Video

Interest Regarding Diabetes and CVD Risk

Darren K. McGuire, MD, MHSc, discusses his interest in assessing the connection between diabetes and its cardiovascular complications and reinforces why it is so important for stakeholders to understand the relationship and study further.

Transcript

Darren K. McGuire, MD, MHSc: It’s important for physicians and providers to understand the connection between Type 2 diabetes and heart failure. I’ve been working in the diabetes and cardiology space for over 20 years, and for the first 15 years of that, we were really focused as a cardiology and endocrinology community on the atherosclerotic cardiovascular disease [ASCVD] risk associated with Type 2 diabetes.

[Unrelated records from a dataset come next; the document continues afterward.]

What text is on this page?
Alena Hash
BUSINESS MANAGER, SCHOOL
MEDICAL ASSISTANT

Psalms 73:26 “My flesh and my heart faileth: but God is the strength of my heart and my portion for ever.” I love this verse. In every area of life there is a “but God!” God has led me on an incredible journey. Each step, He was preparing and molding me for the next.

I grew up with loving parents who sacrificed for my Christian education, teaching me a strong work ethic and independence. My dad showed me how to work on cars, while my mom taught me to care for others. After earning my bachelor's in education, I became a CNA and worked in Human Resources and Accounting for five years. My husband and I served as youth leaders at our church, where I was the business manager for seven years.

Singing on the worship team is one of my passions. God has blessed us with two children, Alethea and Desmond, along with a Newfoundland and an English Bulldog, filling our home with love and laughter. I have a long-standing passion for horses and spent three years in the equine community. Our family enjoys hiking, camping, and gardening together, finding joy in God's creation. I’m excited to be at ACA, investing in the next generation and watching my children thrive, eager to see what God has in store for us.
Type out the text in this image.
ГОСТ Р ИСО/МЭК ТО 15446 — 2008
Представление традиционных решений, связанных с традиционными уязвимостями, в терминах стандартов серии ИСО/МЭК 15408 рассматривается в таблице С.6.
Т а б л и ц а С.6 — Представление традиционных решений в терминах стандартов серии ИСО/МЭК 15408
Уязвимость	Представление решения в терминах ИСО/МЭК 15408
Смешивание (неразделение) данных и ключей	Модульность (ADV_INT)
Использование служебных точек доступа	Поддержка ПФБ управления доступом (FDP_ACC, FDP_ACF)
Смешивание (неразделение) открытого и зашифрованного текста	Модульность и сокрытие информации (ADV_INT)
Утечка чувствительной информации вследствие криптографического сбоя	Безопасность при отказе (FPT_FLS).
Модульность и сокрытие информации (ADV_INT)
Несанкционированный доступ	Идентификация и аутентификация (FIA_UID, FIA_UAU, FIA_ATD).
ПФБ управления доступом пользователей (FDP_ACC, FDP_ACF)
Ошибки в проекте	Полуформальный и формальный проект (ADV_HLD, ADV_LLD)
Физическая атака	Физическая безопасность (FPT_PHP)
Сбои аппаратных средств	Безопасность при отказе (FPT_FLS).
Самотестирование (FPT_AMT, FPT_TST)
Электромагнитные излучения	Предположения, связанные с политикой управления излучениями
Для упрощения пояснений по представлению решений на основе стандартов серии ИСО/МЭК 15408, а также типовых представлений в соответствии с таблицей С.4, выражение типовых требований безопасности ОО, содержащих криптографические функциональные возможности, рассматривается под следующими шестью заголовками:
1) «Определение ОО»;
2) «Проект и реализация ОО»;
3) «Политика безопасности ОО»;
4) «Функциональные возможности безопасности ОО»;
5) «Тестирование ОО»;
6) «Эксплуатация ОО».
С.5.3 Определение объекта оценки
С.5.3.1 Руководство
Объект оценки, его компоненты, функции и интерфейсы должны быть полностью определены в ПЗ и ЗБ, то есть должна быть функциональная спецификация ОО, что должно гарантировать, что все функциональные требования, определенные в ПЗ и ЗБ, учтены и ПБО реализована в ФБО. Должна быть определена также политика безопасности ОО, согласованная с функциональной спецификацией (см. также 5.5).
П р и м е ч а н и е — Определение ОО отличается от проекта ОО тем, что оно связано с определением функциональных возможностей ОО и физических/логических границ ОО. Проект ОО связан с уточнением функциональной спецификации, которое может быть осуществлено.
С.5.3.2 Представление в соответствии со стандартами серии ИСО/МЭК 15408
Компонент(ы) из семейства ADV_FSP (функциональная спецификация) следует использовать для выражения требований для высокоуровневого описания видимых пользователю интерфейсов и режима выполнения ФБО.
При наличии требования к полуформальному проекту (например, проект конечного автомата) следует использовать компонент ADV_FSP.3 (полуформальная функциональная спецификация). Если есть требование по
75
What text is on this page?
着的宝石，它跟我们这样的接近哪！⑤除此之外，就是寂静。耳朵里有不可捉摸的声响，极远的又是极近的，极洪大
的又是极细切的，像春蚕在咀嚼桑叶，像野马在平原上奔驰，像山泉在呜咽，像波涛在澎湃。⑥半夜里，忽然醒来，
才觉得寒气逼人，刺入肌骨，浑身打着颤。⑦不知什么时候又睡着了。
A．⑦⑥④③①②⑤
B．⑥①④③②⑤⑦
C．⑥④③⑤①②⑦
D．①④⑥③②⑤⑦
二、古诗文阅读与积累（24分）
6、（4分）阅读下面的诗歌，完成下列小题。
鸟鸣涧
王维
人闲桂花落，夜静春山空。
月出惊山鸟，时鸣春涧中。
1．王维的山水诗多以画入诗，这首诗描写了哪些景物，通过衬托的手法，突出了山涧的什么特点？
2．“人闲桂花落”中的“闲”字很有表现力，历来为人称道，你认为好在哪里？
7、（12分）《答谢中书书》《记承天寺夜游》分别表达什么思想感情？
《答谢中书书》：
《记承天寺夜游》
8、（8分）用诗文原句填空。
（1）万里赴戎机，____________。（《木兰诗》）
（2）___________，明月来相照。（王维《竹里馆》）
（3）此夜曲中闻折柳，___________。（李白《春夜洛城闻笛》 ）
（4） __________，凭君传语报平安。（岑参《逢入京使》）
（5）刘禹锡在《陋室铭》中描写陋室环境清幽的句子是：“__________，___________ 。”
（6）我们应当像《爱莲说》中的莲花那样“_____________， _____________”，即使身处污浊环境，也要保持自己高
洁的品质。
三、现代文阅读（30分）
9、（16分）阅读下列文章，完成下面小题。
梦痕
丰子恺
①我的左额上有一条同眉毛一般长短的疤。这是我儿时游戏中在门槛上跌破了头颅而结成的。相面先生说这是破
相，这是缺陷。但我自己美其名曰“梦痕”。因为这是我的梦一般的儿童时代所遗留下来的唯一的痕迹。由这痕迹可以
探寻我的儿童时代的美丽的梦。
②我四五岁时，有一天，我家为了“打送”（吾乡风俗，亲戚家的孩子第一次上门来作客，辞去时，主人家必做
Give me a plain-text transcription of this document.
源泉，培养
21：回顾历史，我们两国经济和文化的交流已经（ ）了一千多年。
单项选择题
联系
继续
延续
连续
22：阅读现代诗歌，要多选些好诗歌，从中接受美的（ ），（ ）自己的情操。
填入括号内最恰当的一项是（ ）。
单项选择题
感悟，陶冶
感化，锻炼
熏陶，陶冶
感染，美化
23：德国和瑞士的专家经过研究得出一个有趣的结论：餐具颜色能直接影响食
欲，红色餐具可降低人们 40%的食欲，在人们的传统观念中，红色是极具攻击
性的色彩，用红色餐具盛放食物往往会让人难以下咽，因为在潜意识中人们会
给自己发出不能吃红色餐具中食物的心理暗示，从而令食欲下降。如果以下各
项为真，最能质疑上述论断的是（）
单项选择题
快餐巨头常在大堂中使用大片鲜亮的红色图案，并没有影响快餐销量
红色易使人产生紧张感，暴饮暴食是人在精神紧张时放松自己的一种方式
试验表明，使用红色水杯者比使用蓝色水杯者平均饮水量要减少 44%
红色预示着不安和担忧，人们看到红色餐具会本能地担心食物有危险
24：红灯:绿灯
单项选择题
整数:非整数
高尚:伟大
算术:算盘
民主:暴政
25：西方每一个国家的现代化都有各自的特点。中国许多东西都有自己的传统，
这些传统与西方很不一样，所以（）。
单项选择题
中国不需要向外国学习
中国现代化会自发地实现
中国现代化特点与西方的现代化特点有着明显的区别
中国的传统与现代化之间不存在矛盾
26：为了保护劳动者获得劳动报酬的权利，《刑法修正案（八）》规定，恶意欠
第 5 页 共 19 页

We realized there was some heart failure risk; it’s only been within the last 5 to 7 years that we’ve understood the critical importance of considering heart failure as 1 of the cardiovascular complications of Type 2 diabetes.

This has been driven by better epidemiology, and partially driven by our improvements in outcomes for ASCVD, which have allowed the heart failure signal to rise to a point where the likelihood of people with Type 2 diabetes having a heart attack is similar to that of heart failure. It’s risen to a high level of population prevalence in the patients with Type 2 diabetes. Now we have some medical therapies that mitigate overall cardiovascular risk, but the SGLT2 inhibitors specifically have a potent effect on both the risk for developing heart failure and the treatment of heart failure. This has answered the conversation where we are considering heart failure at the same intensity as we do for atherosclerotic cardiovascular disease.

Early in my career in cardiology, I decided as a second-year resident that I was going to focus on diabetes and its cardiovascular complications. That was driven exclusively by the complete lack of evidence that we had for cardiovascular risk regarding outcome efficacy and safety. We didn’t even know if the available medications were safe. At that time, the only medications we had available were insulin and sulfonylureas. Soon thereafter, around 1995, metformin came online. We had very little information, other than the glycemic effects of these medications. What were their longer-term consequences for cardiovascular and other clinically important outcomes?

It was an accident that I got interested in this. I chose a topic for a grand rounds-type presentation called ischemic preconditioning. I thought when I picked the topic, I’d be talking about how ischemia induces new blood vessel formation in the heart and how we could get around ischemia by forming new blood vessels. It turns out that this ischemic preconditioning phenomenon is a molecular entity mediated by the ATP-dependent potassium channels. That is important because it is exactly the target of action of sulfonylurea medications that block the ATP-dependent potassium channel.

The question arose whether blocking this cardiac-protective mechanism with the medicine we’re commonly using for hyperglycemia might be deleterious. I embarked on my career to try to explore the sulfonylureas and ideally, as we’ve done over a 20-year effort, build an evidence basis so we know drugs are at least safe. Ideally, as we discovered, some can be incrementally beneficial from a cardiovascular perspective.